Дуэль, ставшая страстью, породила тип бретера — человека, щеголявшего
своей готовностью и способностью драться где бы то ни было и с кем бы то ни
было. Риск у бретера носил показной характер, а убийство противника входило
в его расчеты. И, опять же, бретерство оценивали по-разному. Одни видели в
нем максимальное проявление дуэльной традиции, другие — смесь позерства и
жестокости.
Во второй половине XIX веке, с появлением в культурной сфере
разночинца-радикала, отвергавшего нормы, установки дворянской морали,
престиж дуэли заметно понижается. Уменьшается их число, редкостью
становится смертельный исход. Прежде дуэлянтов разводили на 25-30 шагов, а
расстояние между «барьерами» (условно обозначенными брошенной наземь
шинелью или просто чертой) не превышало 10-12 шагов, т.е. противники имели
право идти навстречу друг другу и стрелять либо на ходу, либо, дойдя до
«барьера»; в случае ранения дуэлянт мог потребовать «к барьеру» своего
противника — за раненым сохранялась возможность ответного выстрела. Смертью
заканчивались не десятки, а сотни дуэлей. В конце же XIX века «барьеры»

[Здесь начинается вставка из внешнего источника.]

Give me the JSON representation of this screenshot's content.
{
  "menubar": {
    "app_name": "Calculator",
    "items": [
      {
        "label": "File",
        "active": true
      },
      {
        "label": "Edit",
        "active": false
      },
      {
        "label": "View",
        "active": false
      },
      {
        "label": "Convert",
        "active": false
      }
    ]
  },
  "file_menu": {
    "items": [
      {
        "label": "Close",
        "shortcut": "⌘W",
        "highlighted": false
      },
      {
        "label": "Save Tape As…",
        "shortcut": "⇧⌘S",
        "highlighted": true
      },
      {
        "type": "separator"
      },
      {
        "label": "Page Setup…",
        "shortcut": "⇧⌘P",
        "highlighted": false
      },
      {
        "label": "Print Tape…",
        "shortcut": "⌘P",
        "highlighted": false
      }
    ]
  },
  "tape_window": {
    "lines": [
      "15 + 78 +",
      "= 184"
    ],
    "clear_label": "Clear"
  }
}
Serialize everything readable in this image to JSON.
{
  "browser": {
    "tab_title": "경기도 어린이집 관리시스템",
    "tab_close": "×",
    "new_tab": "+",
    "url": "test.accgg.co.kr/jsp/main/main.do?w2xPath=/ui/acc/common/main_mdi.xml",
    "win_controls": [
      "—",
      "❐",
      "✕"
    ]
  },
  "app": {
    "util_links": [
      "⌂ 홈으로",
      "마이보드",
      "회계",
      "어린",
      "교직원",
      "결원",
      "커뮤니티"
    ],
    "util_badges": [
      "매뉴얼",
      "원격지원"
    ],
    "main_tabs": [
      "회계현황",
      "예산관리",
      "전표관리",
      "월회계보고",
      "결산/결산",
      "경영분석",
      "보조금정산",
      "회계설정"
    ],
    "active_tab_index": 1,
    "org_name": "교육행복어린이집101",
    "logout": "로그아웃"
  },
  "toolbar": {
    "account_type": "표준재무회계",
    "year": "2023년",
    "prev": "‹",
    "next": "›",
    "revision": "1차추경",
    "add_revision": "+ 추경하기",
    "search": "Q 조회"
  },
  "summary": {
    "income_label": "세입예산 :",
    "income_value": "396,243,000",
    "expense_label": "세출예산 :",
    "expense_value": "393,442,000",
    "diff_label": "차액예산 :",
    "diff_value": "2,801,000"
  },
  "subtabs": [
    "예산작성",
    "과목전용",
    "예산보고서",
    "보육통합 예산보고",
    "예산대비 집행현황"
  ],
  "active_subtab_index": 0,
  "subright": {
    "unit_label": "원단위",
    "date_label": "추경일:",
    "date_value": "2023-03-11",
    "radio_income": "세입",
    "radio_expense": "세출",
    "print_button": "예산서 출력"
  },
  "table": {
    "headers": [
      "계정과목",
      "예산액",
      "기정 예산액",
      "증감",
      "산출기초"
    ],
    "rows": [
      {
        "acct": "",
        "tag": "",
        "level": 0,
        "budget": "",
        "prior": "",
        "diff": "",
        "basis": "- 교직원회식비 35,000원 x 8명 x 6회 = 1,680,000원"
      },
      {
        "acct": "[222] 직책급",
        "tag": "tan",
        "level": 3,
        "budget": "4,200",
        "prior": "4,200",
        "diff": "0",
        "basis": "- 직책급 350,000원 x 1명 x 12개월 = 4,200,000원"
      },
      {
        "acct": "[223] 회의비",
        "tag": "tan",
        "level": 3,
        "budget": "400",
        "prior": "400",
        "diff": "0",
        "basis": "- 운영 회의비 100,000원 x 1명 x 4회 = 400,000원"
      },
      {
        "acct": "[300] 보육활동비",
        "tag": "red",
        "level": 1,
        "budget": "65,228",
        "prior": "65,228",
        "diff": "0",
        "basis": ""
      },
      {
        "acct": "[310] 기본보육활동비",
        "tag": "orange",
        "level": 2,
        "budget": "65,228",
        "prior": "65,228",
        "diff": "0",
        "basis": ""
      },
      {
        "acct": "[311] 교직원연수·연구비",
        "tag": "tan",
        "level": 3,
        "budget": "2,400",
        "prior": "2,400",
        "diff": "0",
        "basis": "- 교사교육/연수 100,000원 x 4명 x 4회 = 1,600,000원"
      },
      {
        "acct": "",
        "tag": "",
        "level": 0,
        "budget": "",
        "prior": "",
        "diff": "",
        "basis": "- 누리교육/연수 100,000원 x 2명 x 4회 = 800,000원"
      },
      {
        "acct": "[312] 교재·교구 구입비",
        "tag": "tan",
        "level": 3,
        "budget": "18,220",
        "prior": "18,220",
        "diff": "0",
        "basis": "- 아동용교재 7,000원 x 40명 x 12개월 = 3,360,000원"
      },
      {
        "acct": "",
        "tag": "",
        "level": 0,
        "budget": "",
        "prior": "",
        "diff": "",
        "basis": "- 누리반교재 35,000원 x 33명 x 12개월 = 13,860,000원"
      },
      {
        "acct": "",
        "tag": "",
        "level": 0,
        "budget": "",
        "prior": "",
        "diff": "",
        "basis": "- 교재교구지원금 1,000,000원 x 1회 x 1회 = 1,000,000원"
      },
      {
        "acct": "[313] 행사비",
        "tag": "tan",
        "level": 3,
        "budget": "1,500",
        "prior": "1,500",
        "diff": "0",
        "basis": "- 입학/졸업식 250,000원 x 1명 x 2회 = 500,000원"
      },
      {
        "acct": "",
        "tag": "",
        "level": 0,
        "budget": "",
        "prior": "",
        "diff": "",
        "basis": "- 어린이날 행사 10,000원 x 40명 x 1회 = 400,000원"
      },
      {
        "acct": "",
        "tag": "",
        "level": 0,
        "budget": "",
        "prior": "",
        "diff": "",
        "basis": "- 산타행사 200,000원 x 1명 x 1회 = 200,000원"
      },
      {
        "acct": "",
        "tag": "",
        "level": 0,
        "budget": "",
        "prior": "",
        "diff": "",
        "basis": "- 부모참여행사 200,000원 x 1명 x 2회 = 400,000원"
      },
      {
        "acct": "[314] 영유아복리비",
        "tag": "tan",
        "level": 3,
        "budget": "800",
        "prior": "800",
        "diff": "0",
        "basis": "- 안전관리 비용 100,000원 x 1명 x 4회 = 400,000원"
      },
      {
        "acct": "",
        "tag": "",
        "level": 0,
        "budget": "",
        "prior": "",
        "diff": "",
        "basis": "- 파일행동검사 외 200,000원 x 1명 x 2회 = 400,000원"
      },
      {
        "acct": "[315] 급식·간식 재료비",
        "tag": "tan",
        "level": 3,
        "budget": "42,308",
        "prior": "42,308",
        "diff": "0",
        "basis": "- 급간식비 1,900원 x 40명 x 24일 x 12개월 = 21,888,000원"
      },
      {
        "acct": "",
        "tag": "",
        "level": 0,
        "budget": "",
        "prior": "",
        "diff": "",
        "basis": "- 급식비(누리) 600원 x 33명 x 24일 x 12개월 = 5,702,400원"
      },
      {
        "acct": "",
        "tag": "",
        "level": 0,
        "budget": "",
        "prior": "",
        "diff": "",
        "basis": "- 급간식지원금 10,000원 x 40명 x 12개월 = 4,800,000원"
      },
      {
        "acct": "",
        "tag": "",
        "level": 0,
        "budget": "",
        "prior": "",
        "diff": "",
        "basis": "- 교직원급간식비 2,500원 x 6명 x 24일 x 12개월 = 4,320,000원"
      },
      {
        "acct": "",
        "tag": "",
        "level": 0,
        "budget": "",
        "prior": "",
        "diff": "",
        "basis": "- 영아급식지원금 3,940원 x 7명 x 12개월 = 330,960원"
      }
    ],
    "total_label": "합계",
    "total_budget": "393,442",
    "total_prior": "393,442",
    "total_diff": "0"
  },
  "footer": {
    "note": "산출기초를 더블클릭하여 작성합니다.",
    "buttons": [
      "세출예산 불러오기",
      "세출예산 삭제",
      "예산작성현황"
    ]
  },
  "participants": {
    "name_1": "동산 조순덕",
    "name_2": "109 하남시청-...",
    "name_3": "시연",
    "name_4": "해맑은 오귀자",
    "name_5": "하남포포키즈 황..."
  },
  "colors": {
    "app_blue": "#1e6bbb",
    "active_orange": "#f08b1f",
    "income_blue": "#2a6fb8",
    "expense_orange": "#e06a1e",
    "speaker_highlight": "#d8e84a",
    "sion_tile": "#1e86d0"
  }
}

устанавливались на расстоянии 20-30 шагов, а исходная дистанция равнялась
40-50 шагам; результативность стрельбы, ясно же, понизилась. А главное —
поединок перестает быть мерилом чести, его чаще расценивают как дань то ли
условностям, то ли предрассудкам. Кроме того, возникают общественные
движения (народовольчество, эсеры), вводящие в свою программу террор; волна
террористических актов оттеснила на второй, на третий план дуэльные
события.
Дуэль, во всем многоразличии своих проявлений, запечатлена в русской
литературе XIX — начала XX веков, от Бестужева-Марлинского и Пушкина до
Чехова и Куприна. Писатели сосредотачивают свое внимание на психологии
дуэлянта, на его преддуэльных размышлениях и переживаниях, на его состоянии
и поведении во время поединка; художественные характеристики существенно
дополняют документальное знание.
В 1791 году литератор Н. И. Страхов выпустил «Переписку Моды»,
чрезвычайно напоминающую крыловскую «Почту духов». В нравоописательной этой
переписки немалое место уделено дуэлям.
В начале книги воспроизводится «Просьба фейхтмейстеров к Моде»: «Назад
несколько лет с достойною славой преподавали мы науку колоть и резать, и
были первые, которые ввели в употребление резаться и смертоубийствовать.
Слава наша долго гремела и денежная река беспрерывно лилась в карманы наши.
Но вдруг некоторое могущественное божество, известное под именем здравого
смысла, вопреки твоим велениям совсем изгнало нас из службы щегольского
света. Чего ради мы, гонимые, разоренные и презираемые фейхтмейстеры,
прибегли к твоей помощи и просим милостивого защищения».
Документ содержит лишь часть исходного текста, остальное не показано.